A child doesn't have to feel left out at lunchtime. Here are a few fun options parents can either make and serve or put in their child's lunchbox.
Grill the crust, if you can. It adds a bit of smoky flavor and gives the pizza a lip-smacking taste.
- 2 cups warm water (about 106 degrees F)
- 1 ounce active dry yeast
- 1/2 ounce plus a pinch of granulated sugar
- 2 tablespoons(plus a bit for dusting) gluten-free all-purpose flour (can be found in the health food section of your grocery store).
- 1/2 ounce fine sea salt
- 1 teaspoon xanthan gum
- 1/4 cup plus a bit for the grill extra virgin olive oil
- In a small bowl, combine the warm water (about 106 degrees F) with the yeast and a pinch of granulated sugar. Stir to blend and let it sit until the top surface has little bubbles and is slightly frothy, about 5 minutes.

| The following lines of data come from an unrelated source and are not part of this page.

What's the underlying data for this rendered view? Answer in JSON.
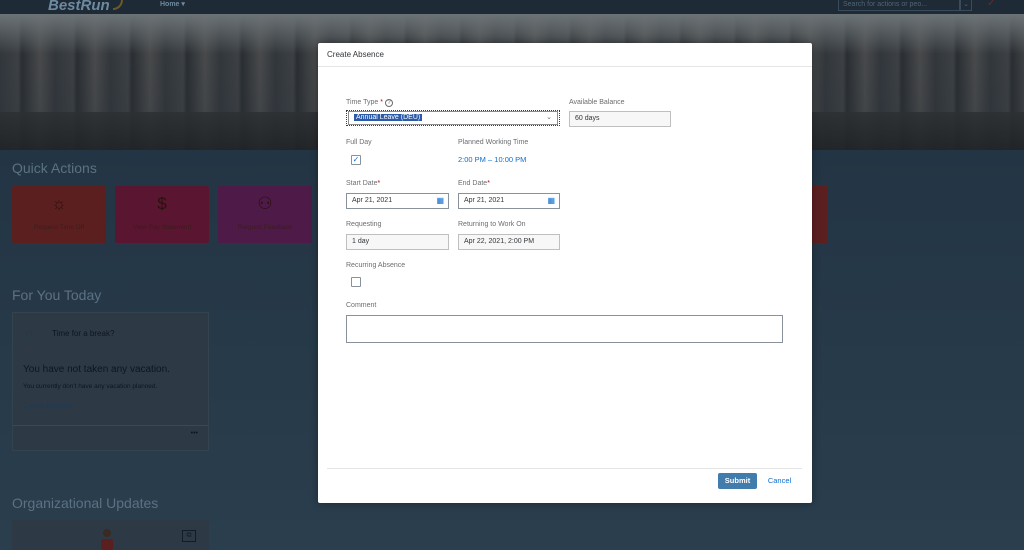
{
  "app": {
    "logo": "BestRun",
    "home_menu": "Home ▾",
    "search_placeholder": "Search for actions or peo...",
    "search_dropdown": "⌄"
  },
  "quick_actions": {
    "title": "Quick Actions",
    "tiles": [
      {
        "label": "Request Time Off",
        "icon": "sun-relax-icon",
        "color": "#5c1f20"
      },
      {
        "label": "View Pay Statement",
        "icon": "dollar-doc-icon",
        "color": "#5a1530"
      },
      {
        "label": "Request Feedback",
        "icon": "people-feedback-icon",
        "color": "#4e1a48"
      }
    ]
  },
  "for_you_today": {
    "title": "For You Today",
    "card_title": "Time for a break?",
    "main_text": "You have not taken any vacation.",
    "sub_text": "You currently don't have any vacation planned.",
    "link": "Create Absence",
    "more": "•••"
  },
  "org_updates": {
    "title": "Organizational Updates"
  },
  "dialog": {
    "title": "Create Absence",
    "time_type": {
      "label": "Time Type",
      "required": "*",
      "value": "Annual Leave (DEU)",
      "arrow": "⌄"
    },
    "available_balance": {
      "label": "Available Balance",
      "value": "60 days"
    },
    "full_day": {
      "label": "Full Day",
      "checked": "✓"
    },
    "planned_working_time": {
      "label": "Planned Working Time",
      "value": "2:00 PM – 10:00 PM"
    },
    "start_date": {
      "label": "Start Date",
      "required": "*",
      "value": "Apr 21, 2021"
    },
    "end_date": {
      "label": "End Date",
      "required": "*",
      "value": "Apr 21, 2021"
    },
    "requesting": {
      "label": "Requesting",
      "value": "1 day"
    },
    "returning": {
      "label": "Returning to Work On",
      "value": "Apr 22, 2021, 2:00 PM"
    },
    "recurring": {
      "label": "Recurring Absence"
    },
    "comment": {
      "label": "Comment",
      "value": ""
    },
    "submit_label": "Submit",
    "cancel_label": "Cancel"
  },
  "colors": {
    "accent": "#0a6ed1",
    "submit": "#427cac",
    "required": "#bb0000"
  }
}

- While the yeast is bubbling, combine the remaining sugar with the flour, salt and xanthan gum.
- Make a well in the center of the dry ingredients and pour the yeast mixture and the olive oil into it. Stir to blend. You may need to use your hands to get the dry and wet ingredients thoroughly mixed.
- Dust a clean, dry work surface with gluten-free flour, and pour the dough out of the bowl.
- Knead the dough for a few minutes, until it's soft and holds together. (Note: This is not like kneading gluten-full dough -- it acts different and will sort of break apart when you pull it. Gluten-free dough does not stretch.)
- Shape the dough into a large ball, place it in the mixing bowl and cover it with plastic wrap.
- Let it "rest" in the bowl for a while in a warm place, about 30 minutes. (Gluten-free dough will not rise the way a gluten-full dough would. It will rise a bit but will be a bit softer and easier to work with.)
- Brush a stove-top grill lightly with olive oil. (If you do this on the bbq, you will need to use something to keep the dough from breaking through the spaces.
- Divide the dough into four equal parts. Shape each of the sections of dough into balls and place on the grill. Gently use your hands to press the dough into flat circles.
- Use a rolling pin to flatten the dough out a bit more. The circles of dough should be about ¼-inch thick. Use a fork to poke a few air holes in the crust.
- Place the grill on the stove and turn the heat to high. Grill the dough until there are nice marks, about 4 minutes per side. Flip the dough gently.
- Add the toppings and heat in the oven, just long enough to warm them to crusts. You do not want to cook the crust further. If it cooks too long, it will become tough.
- You can add any toppings that your child loves. Make the sauce yourself, or thoroughly read the labels on purchased sauces (be aware that store-bought sauces may contain gluten). There are sauces that list “gluten-free” on the jar.